Selon l’Ipis, huit kilos d’or sont produits chaque semaine sur le site de Mitondo, par environ 2 500 creuseurs, pour qui c’est bien souvent la meilleure chance de gagner un peu d’argent. Les accidents y sont, comme sur nombre d’autres sites miniers de l’est de la RD Congo, récurrents. D’octobre 2022 à février 2023, l’IPIS dit avoir documenté 3 morts et 40 blessés dans des éboulements rien que sur le site de Mitondo.
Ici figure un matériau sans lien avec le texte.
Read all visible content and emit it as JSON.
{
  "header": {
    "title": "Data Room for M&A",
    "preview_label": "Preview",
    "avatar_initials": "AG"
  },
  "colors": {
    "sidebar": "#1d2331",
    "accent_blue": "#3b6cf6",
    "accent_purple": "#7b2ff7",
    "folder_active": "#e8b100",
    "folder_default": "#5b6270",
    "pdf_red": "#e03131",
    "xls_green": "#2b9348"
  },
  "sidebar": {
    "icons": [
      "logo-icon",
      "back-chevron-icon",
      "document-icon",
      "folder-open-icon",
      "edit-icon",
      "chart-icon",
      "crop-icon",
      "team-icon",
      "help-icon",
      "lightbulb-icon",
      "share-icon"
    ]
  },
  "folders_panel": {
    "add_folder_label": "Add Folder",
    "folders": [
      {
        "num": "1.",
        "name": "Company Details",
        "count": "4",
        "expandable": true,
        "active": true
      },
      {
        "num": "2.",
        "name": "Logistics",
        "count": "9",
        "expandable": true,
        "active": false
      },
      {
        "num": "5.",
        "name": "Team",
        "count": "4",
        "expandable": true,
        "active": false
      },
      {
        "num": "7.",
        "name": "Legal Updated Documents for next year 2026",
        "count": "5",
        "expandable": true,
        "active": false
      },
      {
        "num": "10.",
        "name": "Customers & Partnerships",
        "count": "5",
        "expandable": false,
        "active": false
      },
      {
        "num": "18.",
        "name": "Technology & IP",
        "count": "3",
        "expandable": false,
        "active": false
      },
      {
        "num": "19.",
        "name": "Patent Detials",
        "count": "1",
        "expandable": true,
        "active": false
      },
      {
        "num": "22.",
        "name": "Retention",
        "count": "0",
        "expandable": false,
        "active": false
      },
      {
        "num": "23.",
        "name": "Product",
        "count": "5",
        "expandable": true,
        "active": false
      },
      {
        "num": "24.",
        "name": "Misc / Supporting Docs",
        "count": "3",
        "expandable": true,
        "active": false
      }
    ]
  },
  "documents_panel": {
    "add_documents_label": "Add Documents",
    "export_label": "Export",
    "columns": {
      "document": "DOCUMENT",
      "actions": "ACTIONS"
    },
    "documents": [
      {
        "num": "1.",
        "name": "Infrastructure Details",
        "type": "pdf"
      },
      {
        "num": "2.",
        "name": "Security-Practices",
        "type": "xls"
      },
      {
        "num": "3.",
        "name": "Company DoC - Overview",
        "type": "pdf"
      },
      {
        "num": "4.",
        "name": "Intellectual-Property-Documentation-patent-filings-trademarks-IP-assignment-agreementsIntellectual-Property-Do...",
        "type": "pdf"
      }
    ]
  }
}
Le site de Mitondo est sous la pression d’un groupe armé, les Mai Mai Yakutumba, qui s’en servent pour se financer.
Contacté par la rédaction des Observateurs, le ministre des Mines du Sud-Kivu, Kok Chirimwani, en déplacement ce vendredi 31 mars à Mitondo, estime que “du point de vue de la sécurité du travail tout se passe bien” dans les mines de la région. Selon lui, “il y a parfois de petits incidents, quand les gens travaillent aux heures non autorisées” c’est-à-dire de nuit. Il rappelle que la SAEMAPE demande également aux mineurs de ne pas travailler lorsqu’il pleut, contrairement à ce qu’ont fait les hommes victimes de l’éboulement.